Na zakończenie zgrupowania w Turcji Widzew przegrał z występującym na zapleczu ukraińskiej ekstraklasy Ingulcem Petrowe 0:1. Szkoleniowiec Marcin Kaczmarek uznał sparing za pozytywny. Pochwalił zawodników za niezła postawę w defensywie.
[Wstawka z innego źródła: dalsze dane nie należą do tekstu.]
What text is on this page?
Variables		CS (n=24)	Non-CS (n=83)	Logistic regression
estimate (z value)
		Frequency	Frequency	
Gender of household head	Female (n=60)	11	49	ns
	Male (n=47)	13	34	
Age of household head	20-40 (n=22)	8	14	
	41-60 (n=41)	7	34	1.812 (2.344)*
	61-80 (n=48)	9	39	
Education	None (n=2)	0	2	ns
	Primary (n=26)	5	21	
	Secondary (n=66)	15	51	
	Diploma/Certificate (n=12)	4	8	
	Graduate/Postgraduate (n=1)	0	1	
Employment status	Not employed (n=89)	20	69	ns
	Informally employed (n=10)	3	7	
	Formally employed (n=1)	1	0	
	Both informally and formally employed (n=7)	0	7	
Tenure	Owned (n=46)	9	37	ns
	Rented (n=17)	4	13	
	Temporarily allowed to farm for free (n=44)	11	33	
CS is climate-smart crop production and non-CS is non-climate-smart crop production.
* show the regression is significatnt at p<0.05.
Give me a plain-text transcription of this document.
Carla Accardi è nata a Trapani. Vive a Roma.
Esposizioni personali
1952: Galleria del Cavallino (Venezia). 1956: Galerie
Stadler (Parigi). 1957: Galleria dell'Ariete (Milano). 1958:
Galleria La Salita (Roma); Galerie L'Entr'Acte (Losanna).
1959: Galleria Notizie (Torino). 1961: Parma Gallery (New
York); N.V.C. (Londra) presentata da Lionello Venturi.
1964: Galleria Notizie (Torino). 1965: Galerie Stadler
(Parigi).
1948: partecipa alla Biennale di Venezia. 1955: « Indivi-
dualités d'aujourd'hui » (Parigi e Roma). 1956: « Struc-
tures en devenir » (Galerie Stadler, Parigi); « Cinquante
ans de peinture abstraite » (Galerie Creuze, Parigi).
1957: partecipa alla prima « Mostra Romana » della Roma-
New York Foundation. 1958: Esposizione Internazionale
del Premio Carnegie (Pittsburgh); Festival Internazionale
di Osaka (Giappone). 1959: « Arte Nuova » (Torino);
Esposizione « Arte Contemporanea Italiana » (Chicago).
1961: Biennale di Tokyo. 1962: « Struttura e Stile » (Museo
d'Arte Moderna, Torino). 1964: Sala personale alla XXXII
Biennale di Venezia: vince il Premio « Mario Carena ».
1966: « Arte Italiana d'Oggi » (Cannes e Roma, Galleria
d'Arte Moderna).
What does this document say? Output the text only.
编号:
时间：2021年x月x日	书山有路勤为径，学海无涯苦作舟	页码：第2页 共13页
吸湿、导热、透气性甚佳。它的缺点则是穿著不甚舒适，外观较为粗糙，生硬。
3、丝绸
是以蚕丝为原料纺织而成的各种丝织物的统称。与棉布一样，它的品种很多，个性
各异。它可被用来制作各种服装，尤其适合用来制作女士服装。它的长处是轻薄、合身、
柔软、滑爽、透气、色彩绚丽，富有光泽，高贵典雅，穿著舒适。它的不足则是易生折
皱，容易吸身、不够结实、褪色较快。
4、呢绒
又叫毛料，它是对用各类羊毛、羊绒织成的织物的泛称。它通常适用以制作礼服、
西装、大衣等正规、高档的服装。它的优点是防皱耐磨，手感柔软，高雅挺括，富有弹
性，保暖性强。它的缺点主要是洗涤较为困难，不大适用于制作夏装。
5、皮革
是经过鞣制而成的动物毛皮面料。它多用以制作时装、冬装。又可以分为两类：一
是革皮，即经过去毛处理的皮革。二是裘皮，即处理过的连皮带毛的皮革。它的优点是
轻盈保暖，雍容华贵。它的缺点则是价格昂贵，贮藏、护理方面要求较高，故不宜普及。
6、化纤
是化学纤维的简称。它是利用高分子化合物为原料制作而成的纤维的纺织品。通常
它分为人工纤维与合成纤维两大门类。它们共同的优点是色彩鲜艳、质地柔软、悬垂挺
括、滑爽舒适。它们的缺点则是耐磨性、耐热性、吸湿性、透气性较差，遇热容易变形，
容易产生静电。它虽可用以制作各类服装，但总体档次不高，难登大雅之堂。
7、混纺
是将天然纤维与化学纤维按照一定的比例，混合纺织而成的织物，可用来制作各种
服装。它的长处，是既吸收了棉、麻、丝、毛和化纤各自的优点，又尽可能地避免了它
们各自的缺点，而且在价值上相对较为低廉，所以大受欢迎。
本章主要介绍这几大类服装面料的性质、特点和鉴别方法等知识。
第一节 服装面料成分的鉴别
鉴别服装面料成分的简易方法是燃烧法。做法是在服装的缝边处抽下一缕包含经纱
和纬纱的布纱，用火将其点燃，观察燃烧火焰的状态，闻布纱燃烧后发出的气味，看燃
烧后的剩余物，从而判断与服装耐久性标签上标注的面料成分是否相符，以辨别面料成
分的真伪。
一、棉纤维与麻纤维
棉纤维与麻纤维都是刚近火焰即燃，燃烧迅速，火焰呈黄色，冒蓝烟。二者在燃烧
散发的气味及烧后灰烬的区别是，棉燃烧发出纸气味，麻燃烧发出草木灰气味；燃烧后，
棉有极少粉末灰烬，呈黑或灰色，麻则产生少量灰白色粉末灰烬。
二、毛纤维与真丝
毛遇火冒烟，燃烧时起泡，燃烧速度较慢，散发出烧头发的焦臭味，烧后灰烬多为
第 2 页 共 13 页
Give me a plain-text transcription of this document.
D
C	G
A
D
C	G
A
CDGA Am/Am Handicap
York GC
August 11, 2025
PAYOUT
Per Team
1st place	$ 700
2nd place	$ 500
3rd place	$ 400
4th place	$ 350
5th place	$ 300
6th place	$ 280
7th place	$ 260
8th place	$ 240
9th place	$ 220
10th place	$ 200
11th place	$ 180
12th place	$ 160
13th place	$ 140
Porażka jedną bramkę nie zasmuciła szkoleniowca. – W naszej grze widzieliśmy sporo pozytywów, szczególnie w defensywie. W meczu ze Stalą Mielec dostrzegliśmy kilka mankamentów, ale udało nam się je skorygować. Szkoda, że nie udało się zakończyć bardzo udanego zgrupowania zwycięstwem. Forma zespołu idzie jednak w górę, a to jest najważniejsze i pozwala optymistycznie patrzeć w przyszłość – powiedział w rozmowie z oficjalną stroną klubu Kaczmarek,
Wynik mógł być dla Widzewa korzystniejszy, ale zabrakło precyzji pod bramką rywala. – Mieliśmy kilka sytuacji, w których zabrakło skuteczności lub ostatniego podania. Mieliśmy też ewidentny rzut karny, którego nie podyktował sędzia. Powtórzę jednak, że z tego meczu czerpiemy przede wszystkim kilka cennych przemyśleń. W grach kontrolnych najważniejsze jest, by przeciwnik wysoko stawiał poprzeczkę. Mam nadzieję, że będzie to miało przełożenie na podniesienie poziomu naszej gry – zaznaczył trener.
W środę piłkarze Widzewa wracają do Łodzi.